Even if someone else would have done it had he not stepped in, the time
lost would almost certainly have been the difference between whether
the R-CHOP "cocktail" existed when I needed it, or not.

You ask if "hypotherically speaking, isn't it possible" he would have
accomplished an equal tafqid in life. Possible, yes. Remotely likely?

But this removes any implication from the point. I argued all of the
above because of the specifics of one person's extraordinary contribution
to society. The masses are making more ordinary contributions (by the
definition of the word "ordinary"), ones which we could well imagine
being equalled or surpassed had their lives gone elsewhere.

The Gra writes on Shema that a person must remember three things:
1- I am here to do the tafqid before me
2- I am living now in order to do the tafqid of today
3- I am the only one would could possibly do this tafqid as Hashem
   planned for it to be done.

The question of what R Dr Hirshaut would have been had he been born in
a family the "Torah only" hashkafah would have reached is pointless. Or
who a potential successor is going to be because it did reach their home,
or his mind when he "flipped out" in Israel, equally pointless.

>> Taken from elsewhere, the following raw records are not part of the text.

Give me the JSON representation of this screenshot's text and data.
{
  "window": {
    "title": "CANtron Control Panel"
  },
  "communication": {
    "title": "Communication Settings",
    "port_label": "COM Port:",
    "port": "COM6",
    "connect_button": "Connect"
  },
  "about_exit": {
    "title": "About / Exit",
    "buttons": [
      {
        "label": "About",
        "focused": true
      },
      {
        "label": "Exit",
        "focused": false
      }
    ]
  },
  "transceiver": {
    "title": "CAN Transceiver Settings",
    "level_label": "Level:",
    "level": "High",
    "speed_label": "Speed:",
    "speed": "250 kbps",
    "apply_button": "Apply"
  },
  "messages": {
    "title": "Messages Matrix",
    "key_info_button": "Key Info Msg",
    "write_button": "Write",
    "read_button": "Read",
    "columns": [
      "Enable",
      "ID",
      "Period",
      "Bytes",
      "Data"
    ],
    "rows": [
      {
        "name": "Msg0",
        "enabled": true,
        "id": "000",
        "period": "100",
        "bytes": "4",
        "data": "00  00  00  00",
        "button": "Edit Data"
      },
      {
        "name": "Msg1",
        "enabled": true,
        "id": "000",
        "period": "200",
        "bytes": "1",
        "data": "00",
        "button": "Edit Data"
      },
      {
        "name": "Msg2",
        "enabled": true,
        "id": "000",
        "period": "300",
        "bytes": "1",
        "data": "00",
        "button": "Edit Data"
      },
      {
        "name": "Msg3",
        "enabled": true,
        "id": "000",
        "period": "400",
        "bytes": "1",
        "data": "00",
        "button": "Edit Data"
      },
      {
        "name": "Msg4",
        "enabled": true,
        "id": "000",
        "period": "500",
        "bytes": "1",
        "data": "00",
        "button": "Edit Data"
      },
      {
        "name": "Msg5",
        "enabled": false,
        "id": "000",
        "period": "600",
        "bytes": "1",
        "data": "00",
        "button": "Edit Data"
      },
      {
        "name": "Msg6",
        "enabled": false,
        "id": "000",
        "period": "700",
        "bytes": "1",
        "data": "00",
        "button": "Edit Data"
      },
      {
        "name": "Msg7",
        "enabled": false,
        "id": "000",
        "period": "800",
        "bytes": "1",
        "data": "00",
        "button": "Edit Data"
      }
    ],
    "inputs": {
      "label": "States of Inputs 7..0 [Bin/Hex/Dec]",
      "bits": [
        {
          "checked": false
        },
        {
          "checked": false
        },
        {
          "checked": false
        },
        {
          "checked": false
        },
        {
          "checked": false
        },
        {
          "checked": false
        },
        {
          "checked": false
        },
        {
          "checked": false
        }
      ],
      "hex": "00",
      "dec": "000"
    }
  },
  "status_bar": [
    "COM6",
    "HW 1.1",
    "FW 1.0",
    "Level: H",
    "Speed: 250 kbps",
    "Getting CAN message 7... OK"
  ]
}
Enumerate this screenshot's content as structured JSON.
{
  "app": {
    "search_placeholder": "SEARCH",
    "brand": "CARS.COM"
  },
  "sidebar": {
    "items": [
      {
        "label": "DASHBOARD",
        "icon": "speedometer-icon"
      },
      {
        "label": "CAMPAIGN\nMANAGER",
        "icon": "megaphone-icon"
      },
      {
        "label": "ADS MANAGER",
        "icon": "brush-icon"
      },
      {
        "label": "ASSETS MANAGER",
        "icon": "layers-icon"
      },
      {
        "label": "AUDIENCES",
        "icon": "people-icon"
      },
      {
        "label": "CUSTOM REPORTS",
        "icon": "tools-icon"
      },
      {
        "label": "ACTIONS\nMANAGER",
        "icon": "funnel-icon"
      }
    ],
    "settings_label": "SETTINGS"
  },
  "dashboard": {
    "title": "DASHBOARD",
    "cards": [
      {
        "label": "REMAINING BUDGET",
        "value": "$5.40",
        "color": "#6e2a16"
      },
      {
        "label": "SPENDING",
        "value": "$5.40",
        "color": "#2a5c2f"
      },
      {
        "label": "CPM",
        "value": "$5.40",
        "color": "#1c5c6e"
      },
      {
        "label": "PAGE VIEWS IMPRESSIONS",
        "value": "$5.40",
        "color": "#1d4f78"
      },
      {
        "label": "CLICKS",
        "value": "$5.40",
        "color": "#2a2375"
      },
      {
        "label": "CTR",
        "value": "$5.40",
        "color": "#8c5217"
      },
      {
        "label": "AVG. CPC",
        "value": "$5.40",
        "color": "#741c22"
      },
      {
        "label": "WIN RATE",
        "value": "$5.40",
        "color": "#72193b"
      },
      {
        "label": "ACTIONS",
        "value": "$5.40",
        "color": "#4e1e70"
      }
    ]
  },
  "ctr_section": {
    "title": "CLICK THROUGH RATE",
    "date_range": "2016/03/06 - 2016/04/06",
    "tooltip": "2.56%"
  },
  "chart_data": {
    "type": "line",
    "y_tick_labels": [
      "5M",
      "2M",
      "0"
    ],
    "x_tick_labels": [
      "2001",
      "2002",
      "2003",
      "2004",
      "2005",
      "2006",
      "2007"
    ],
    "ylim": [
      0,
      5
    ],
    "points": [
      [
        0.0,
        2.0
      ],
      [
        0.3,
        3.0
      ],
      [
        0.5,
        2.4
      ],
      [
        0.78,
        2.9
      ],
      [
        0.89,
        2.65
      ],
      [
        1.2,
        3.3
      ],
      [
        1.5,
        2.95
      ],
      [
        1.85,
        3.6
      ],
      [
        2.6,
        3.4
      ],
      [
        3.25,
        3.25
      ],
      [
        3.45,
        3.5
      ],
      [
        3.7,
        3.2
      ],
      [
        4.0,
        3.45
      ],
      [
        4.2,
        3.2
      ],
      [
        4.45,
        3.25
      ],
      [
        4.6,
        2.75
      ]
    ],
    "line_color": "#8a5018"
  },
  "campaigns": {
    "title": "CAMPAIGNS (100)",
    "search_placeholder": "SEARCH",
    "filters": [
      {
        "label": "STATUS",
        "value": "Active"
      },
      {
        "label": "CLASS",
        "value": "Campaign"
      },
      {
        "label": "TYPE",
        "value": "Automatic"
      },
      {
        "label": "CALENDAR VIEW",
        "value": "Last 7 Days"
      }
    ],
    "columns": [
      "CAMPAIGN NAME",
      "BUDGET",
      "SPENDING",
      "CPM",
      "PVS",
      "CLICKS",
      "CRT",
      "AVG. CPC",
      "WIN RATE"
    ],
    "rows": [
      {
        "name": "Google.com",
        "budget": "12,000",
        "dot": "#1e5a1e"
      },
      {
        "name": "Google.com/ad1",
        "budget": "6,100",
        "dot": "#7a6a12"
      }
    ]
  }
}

The RSO
made whom who he is, and that is not only nature, but also nurture.

Had Einstein ended up in yeshiva, he would have been one of the greatest
lights of that generation. But he wouldn't have been Einstein. He would
have be been a different person, a different soul with a different tafqid.

It is only the person for whom the choice was brought to their nequdas
habechirah in which we can say they contributed this rather than that,
and actually compare the two. Without that moment of asking oneself "im
la'eis kazos higat lamalkhus", one is asking about the opportunities
given, not what the person did with them. Might as well ask what he
could have bcome had Hashem blessed him with wealthy parents or granted
even greater intellect. Or, for that matter, had he been blessed with
a father who didn't die of cancer when he was young,

Tir'u baTov!
-Micha

-- 
Micha Berger                 Life is complex.
micha at aishdas.org                Decisions are complex.